Standing tall is tough in era of over-regulation

My most recent DOT physical was a nightmare. I knew I was old, fat, deaf and nearsighted, but finding out I am 5’7” tall was traumatic.

Holy moly. All my life I’ve been 5’9”. Where did those two inches go?

The coach industry is undergoing a similar experience. The size of the national fleet is shrinking, with small and mid-sized operators disappearing from the scene. Since those (often family-owned) businesses are the mainstay of the used bus market, it’s in disarray.

There’s no single reason we are shrinking, but over-regulation belongs near the top of any list of probable causes.

“Regulatory Capture” happens when the industry being regulated influences officials into helping to hamstring or eliminate competition. Large companies have the economies of scale to survive regulatory overreach, while understanding that it crushes smaller competitors. It also can help protect them from litigation (Gee whiz…We were in compliance with all governmental yada-yada).

Fung Wah became a punch line in our industry, so here’s a question: How many people did they kill or seriously injure?

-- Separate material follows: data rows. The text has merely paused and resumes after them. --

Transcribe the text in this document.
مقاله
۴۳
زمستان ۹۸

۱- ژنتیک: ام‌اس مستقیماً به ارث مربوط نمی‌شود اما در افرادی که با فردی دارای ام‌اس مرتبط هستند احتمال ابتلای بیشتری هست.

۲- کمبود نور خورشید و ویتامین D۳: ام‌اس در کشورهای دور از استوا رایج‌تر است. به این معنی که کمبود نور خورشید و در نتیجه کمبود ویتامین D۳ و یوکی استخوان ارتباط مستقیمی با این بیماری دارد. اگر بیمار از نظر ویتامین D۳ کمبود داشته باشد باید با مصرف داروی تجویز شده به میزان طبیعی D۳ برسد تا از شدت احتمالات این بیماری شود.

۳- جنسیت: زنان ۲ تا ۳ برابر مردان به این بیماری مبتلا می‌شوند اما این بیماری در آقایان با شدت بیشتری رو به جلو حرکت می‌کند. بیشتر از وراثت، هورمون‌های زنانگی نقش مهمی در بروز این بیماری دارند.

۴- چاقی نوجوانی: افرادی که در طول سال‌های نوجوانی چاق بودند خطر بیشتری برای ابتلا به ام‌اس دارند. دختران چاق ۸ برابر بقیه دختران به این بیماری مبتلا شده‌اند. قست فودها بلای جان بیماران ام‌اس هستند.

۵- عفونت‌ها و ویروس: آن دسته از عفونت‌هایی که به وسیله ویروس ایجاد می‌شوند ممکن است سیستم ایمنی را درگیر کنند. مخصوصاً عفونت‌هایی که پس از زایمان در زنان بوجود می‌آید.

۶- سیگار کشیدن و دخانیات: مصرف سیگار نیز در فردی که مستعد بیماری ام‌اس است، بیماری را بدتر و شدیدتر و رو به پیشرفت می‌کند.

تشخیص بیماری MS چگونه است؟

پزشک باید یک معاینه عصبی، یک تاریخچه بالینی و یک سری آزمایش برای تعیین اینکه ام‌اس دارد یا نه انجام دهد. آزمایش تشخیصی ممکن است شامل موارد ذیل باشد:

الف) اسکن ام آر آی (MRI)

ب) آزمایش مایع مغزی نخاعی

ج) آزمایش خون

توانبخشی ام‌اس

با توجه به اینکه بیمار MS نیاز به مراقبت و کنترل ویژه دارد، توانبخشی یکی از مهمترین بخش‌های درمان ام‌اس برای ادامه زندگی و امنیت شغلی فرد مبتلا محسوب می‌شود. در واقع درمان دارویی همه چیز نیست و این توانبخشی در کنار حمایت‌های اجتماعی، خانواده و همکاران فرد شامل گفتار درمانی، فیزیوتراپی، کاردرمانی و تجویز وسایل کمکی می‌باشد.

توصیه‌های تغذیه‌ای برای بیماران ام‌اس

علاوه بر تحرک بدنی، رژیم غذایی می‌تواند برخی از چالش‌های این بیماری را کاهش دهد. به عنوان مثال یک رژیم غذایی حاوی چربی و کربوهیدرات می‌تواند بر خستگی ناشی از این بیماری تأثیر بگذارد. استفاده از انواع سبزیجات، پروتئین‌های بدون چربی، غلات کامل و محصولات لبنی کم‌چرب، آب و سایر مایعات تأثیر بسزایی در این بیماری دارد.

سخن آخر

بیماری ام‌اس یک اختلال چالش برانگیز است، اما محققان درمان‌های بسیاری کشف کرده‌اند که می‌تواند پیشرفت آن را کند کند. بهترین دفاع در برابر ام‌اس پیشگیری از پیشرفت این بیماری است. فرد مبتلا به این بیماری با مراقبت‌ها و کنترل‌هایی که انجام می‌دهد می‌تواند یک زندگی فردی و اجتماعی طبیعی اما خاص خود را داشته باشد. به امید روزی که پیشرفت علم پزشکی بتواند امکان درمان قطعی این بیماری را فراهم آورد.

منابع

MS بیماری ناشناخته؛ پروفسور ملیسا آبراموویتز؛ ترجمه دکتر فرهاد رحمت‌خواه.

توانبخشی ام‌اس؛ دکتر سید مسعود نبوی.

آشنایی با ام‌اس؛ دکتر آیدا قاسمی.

None. The only fatality I could find related to Fung Wah happened when a stopped bus was clobbered by a dump truck. A lady was struck by a lamppost and died of a heart attack. There were some visible accidents with minor injuries, and Fung Wah certainly did a poor job of complying with regulations, but in terms of actual damage, they seem to have been as safe as their competitors (all of whom have had fatalities).

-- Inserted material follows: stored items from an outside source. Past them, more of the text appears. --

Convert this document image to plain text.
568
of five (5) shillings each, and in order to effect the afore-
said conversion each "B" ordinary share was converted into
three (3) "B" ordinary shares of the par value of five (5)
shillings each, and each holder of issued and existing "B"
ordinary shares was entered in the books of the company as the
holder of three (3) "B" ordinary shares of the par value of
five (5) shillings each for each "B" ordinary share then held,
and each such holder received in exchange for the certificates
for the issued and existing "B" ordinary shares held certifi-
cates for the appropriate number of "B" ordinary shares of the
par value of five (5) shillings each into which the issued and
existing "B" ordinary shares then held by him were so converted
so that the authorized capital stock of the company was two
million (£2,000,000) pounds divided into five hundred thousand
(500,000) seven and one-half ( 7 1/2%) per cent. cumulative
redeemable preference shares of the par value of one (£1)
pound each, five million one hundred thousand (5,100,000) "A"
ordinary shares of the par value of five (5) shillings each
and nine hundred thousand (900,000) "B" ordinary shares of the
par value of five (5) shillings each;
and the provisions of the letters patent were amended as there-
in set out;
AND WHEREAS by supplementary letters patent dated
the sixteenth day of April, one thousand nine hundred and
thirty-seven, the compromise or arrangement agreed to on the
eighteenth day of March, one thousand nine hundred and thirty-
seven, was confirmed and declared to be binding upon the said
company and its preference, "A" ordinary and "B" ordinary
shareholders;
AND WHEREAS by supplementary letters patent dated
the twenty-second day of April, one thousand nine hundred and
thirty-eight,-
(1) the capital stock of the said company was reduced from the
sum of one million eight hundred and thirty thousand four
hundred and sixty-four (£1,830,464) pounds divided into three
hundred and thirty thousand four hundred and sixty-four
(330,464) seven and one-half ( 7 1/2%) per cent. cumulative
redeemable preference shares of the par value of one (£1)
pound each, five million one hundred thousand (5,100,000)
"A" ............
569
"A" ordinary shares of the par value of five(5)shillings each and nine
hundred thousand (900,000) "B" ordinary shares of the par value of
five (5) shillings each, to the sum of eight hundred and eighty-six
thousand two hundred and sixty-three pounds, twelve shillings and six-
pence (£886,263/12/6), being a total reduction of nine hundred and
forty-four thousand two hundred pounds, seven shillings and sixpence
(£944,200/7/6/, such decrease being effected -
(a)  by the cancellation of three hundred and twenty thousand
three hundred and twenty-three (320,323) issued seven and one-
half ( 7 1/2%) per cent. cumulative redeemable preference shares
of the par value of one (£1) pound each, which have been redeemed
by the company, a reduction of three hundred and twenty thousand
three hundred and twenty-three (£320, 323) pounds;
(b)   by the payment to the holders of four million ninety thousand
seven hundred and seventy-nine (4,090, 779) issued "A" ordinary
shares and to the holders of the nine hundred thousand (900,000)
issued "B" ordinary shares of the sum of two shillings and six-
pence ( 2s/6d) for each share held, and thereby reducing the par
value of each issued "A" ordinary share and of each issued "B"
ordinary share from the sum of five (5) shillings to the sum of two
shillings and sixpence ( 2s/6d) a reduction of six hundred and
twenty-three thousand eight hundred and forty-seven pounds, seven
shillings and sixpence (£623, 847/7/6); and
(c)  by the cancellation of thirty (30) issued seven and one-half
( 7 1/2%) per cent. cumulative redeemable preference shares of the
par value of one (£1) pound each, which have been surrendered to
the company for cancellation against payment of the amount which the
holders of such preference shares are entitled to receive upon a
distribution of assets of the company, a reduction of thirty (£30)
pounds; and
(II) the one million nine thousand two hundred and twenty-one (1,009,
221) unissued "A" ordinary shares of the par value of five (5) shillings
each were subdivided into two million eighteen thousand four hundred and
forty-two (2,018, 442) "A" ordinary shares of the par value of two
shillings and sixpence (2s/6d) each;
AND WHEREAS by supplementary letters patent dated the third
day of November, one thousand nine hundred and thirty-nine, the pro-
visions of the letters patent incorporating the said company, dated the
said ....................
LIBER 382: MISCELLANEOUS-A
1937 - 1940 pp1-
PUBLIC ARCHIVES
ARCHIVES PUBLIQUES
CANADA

What really seems to have happened, and this belief was strongly held by Fung Wah’s loyal and vocal customers, is that they upset the semi-monopolistic hold the GBB’s (Great Big Buslines) had on the Boston/NYC route. The GBBs appear to have goaded regulators, journalists and politicians into a chain of events that forced Fung Wah out of business.

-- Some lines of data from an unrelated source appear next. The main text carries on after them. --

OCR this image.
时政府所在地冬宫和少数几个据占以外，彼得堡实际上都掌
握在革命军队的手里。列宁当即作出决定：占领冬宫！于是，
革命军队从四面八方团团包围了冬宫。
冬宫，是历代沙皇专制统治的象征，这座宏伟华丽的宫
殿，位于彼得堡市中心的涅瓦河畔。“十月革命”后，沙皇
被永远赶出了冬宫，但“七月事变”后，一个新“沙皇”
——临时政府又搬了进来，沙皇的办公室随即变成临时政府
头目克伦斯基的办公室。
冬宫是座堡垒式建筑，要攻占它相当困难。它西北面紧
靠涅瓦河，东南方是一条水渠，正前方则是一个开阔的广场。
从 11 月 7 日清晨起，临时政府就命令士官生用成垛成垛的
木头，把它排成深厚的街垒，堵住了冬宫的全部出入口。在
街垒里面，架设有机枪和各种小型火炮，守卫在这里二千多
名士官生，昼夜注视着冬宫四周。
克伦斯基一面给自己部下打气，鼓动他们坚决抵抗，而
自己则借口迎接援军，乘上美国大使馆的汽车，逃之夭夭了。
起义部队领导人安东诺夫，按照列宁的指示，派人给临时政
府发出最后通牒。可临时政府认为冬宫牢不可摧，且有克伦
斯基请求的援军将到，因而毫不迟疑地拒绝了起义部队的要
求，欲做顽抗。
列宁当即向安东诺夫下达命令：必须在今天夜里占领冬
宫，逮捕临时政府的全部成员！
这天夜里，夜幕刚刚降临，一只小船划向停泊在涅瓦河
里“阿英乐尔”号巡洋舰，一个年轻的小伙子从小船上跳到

Gee, up until the first visible accident, their rating was satisfactory. If they were as bad as subsequent reviews indicated, why wasn’t it caught before? Were any regulators/inspectors disciplined for missing obvious signs?

So far manufacturers appear to have sat on the sidelines. Building in government mandated safety technology adds cost to coaches that are already pricey. Who’s going to argue with “safety”?

Historically, operators could only economically justify the price of new equipment by depending on its extraordinarily long lifecycle, as reflected by high residual values.

Two forces are at work here. The more sophisticated you make a coach, the more expensive it is to maintain as it ages, and as GBBs use regulation to squish small bus lines, the market for used coaches shrinks (along with resale value).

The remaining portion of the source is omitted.